Stage the Second: Unfortunately, our personal data is already all over the place, so the second stage of regaining control is to remove it from wherever/whoever currently holds it and to gather it together in a safe and secure place that we control. The first part of this process, that of removing our data from people who have taken it and are keeping it, is a more general statement of “the right to be forgotten” which is currently the subject of EU proposals to strengthen the laws of data protection for EU citizens, and unsurprisingly, the focus of furious lobbying by Internet companies such as Google and Facebook aimed at preventing such laws being introduced. The second part of this process, the safe keeping of that data, is the focus of companies offering “personal data vaults” which provides a partial solution to this problem.

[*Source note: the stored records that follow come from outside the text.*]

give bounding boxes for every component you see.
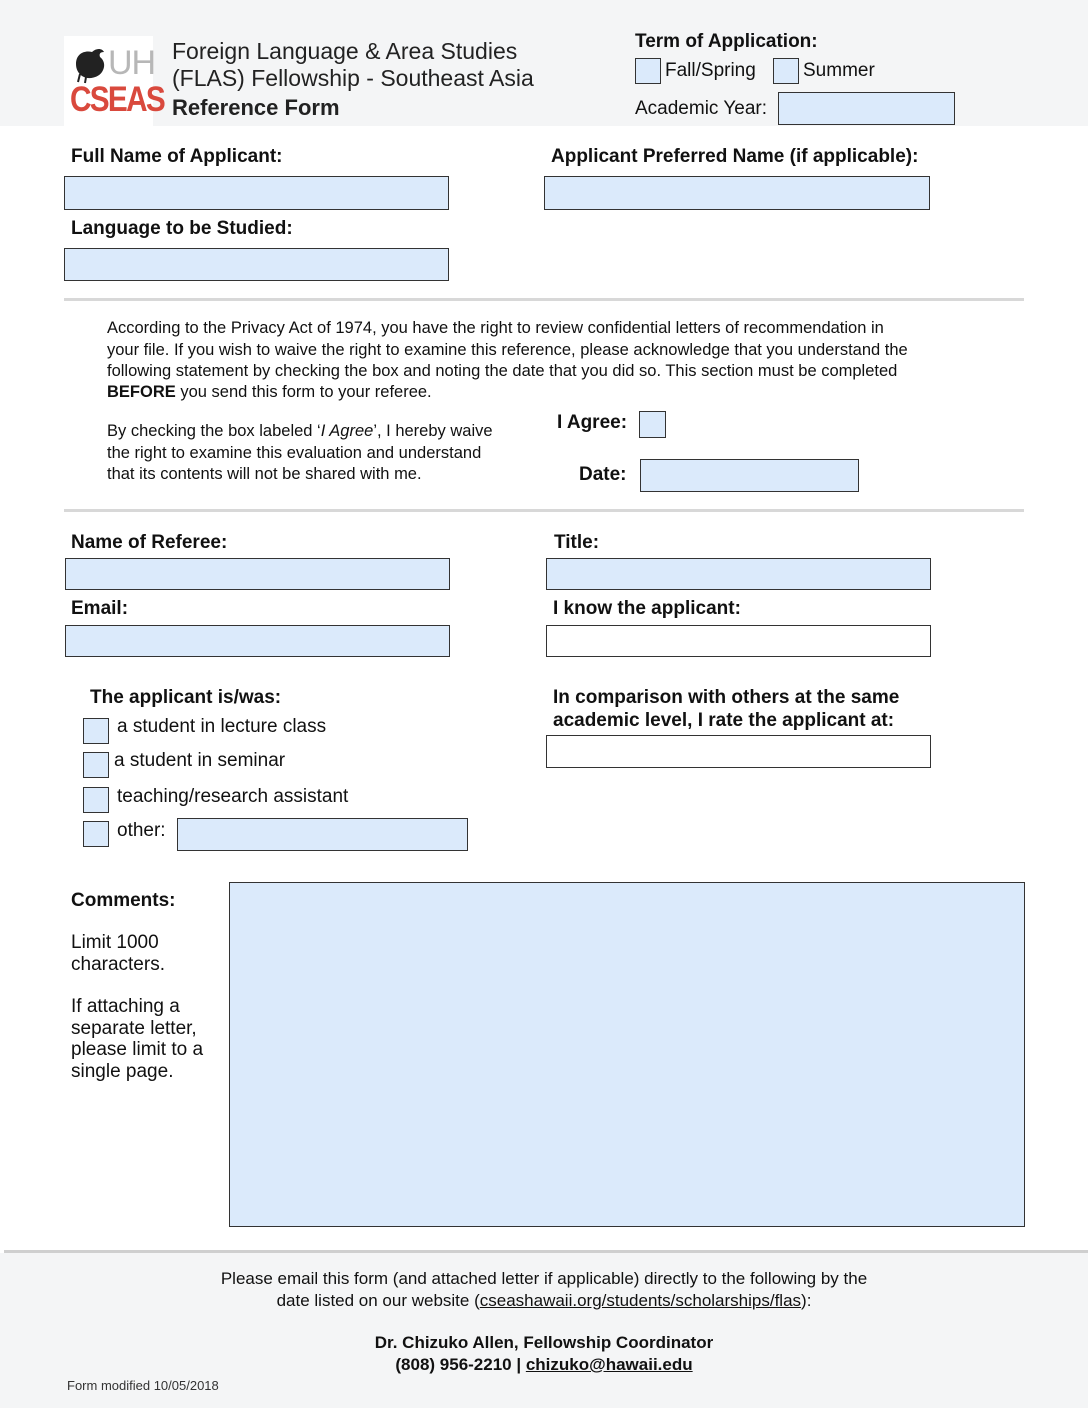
footer-line1: Please email this form (and attached letter if applicable) directly to the following by the [220,1269,868,1288]
privacy-line1: According to the Privacy Act of 1974, you have the right to review confidential letters of recommendation in [107,319,884,337]
limit-line2: characters. [71,954,165,975]
know-applicant-dropdown[interactable] [546,625,931,657]
email-label: Email: [71,598,129,619]
agree-label: I Agree: [557,412,628,433]
divider [64,298,1024,301]
footer-line2 [0,1291,1088,1311]
term-of-application-label: Term of Application: [635,31,818,52]
comments-label: Comments: [71,890,176,911]
divider [64,509,1024,512]
comparison-label-line1: In comparison with others at the same [553,687,900,708]
academic-year-label: Academic Year: [635,98,768,119]
full-name-field[interactable] [64,176,449,210]
form-title-line1: Foreign Language & Area Studies [172,38,518,64]
contact-separator: | [511,1355,526,1374]
referee-title-field[interactable] [546,558,931,590]
waiver-line1-italic: I Agree [320,422,374,440]
waiver-line1-pre: By checking the box labeled ‘ [107,422,321,440]
other-checkbox[interactable] [83,821,109,847]
know-applicant-label: I know the applicant: [553,598,741,619]
waiver-line1-post: ’, I hereby waive [373,422,493,440]
logo-cseas-text: CSEAS [70,80,165,119]
footer-line2-pre: date listed on our website ( [276,1291,480,1310]
attach-line4: single page. [71,1060,174,1082]
assistant-checkbox[interactable] [83,787,109,813]
website-link[interactable]: cseashawaii.org/students/scholarships/flas [479,1291,802,1310]
assistant-label: teaching/research assistant [117,786,349,807]
summer-label: Summer [803,60,875,81]
comparison-label-line2: academic level, I rate the applicant at: [553,710,895,731]
limit-line1: Limit 1000 [71,932,159,953]
referee-name-label: Name of Referee: [71,532,228,553]
footer-divider [4,1250,1088,1253]
footer-line2-post: ): [801,1291,812,1310]
email-field[interactable] [65,625,450,657]
agree-checkbox[interactable] [639,411,666,438]
attach-line2: separate letter, [71,1017,197,1039]
form-title-line2: (FLAS) Fellowship - Southeast Asia [172,65,534,91]
referee-title-label: Title: [554,532,600,553]
waiver-line1 [107,421,493,443]
rating-dropdown[interactable] [546,735,931,768]
privacy-line3: following statement by checking the box and noting the date that you did so. This section must be completed [107,362,898,380]
attach-line1: If attaching a [71,996,180,1017]
before-emphasis: BEFORE [107,383,176,401]
academic-year-field[interactable] [778,92,955,125]
lecture-class-checkbox[interactable] [83,718,109,744]
preferred-name-label: Applicant Preferred Name (if applicable): [551,146,919,167]
preferred-name-field[interactable] [544,176,930,210]
logo-uh-text: UH [108,44,156,82]
form-modified-date: Form modified 10/05/2018 [67,1378,219,1393]
comments-attach-text [71,996,203,1082]
other-label: other: [117,820,166,841]
privacy-line2: your file. If you wish to waive the right to examine this reference, please acknowledge that you understand the [107,341,908,359]
waiver-line3: that its contents will not be shared with me. [107,465,422,483]
date-field[interactable] [640,459,859,492]
other-field[interactable] [177,818,468,851]
referee-name-field[interactable] [65,558,450,590]
summer-checkbox[interactable] [773,58,799,84]
seminar-label: a student in seminar [114,750,286,771]
applicant-was-label: The applicant is/was: [90,687,282,708]
fall-spring-label: Fall/Spring [665,60,756,81]
form-subtitle: Reference Form [172,95,340,120]
attach-line3: please limit to a [71,1039,204,1060]
language-field[interactable] [64,248,449,281]
privacy-line4 [107,382,432,404]
comments-limit-text [71,932,165,976]
contact-name: Dr. Chizuko Allen, Fellowship Coordinator [374,1333,714,1352]
lecture-class-label: a student in lecture class [117,716,327,737]
contact-email-link[interactable]: chizuko@hawaii.edu [525,1355,693,1374]
waiver-line2: the right to examine this evaluation and understand [107,444,482,462]
privacy-line4-rest: you send this form to your referee. [175,383,432,401]
bird-logo-icon [70,44,110,84]
full-name-label: Full Name of Applicant: [71,146,283,167]
contact-phone: (808) 956-2210 [395,1355,512,1374]
comments-textarea[interactable] [229,882,1025,1227]
fall-spring-checkbox[interactable] [635,58,661,84]
seminar-checkbox[interactable] [83,752,109,778]
date-label: Date: [579,464,627,485]
contact-line [0,1355,1088,1375]
language-label: Language to be Studied: [71,218,293,239]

Stage the Third: Of course, there are circumstances where you are willing to give other people access to your personal data, and the third stage of regaining control of your personal data is to selectively give permission to other people for them to obtain, use and possibly to retain your personal data. The big problem with this stage is that at the moment the form of requests for permission, and the form that permissions can be given in are stacked against the individual. Permissions are often formulated as implicit permissions (“If you use this website you are assumed to have given your permission for us, and lots of unnamed third parties, to load cookies onto your computer”) and as all-or-nothing offers: you can only respond by either granting all/complete permission or you can refuse, but if you do you cannot then interact in any way with that company.

What is needed is a way in which you can negotiate with the company, so that instead of responding either “yes” or “no” to their request for access to your personal data, you can respond with a “let’s discuss this”. And that discussion can then take the form of a negotiation of the form “If you do X, then I will do Y”. For instance, “if you offer me a discount of 5% on my purchases from this website, I will give you the information you’ve asked for”. And if you offer me a payment of £x I will allow you to retain and use that information for the next 12 months”.

This third stage represents a mature information market, where both sides recognise the value of personal data, respect the ownership of that data, and have adult-to-adult conversations about the basis on which one person will allow another person to have and make use of that data. And that’s precisely why Handshake, a UK start up, has built an app and infrastructure that will allow these third stage, adult-to-adult conversations to take place.